Lotti, Assollant and Lefèvre were now famous, especially in France, where they each received the Légion d’Honneur. They were the star attractions in a grand tour of European capitals that began in Madrid. Coins were minted with their likenesses, songs written about them. Comillas and Mimizan dedicated monuments in their honor, and Old Orchard Beach named streets for them.
In 1932 the French government purchased the Yellow Bird from Lotti and enshrined it in the Musée de l’Air, now located at Paris–Le Bourget Airport, where it resides today. In 1989, during the 60th anniversary celebration of the famous flight, France awarded the 92-year-old Lotti an honorary pilot’s license. During his lifetime he’d befriended many aviation legends, including Lindbergh, Chamberlin, Orville Wright, Amelia Earhart, Ruth Elder and Yuri Gagarin. He and Arthur Schreiber remained lifelong friends, Schreiber never profiting from the Yellow Bird flight as he had promised. Lotti died in 1993 and was buried at sea.

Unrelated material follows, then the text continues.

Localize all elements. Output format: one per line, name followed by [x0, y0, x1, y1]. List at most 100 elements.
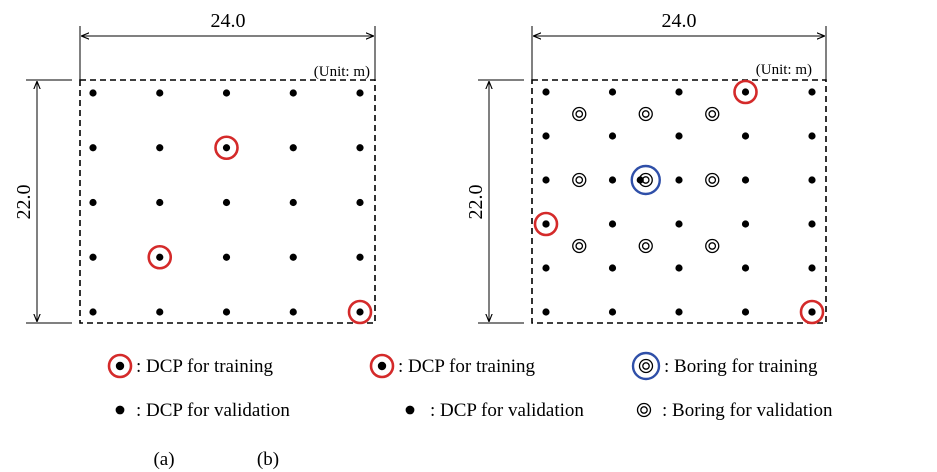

Now more than 90 years after it happened, the flight of the Yellow Bird is largely forgotten. But in terms of aviation achievements it remains important. It marked the first time a French crew piloted a plane nonstop between North America and Europe. The 11th transatlantic crossing, it set a record for fastest average speed, 105 mph, and longest distance traveled over open ocean, 3,128 miles. A true oddity in aviation history, it will perhaps be most remembered as the first flight across the pond with a stowaway on board.
Bill Dantini is a career writer, having worked as a publicist, journalist, scriptwriter and novelist. He lives in Raleigh, N.C., and volunteers his time at the VA hospital in Durham, where he composes biographies for convalescing military veterans. Armand Lotti’s 1967 account of his flight, L’Oiseau Canari, is only available in French.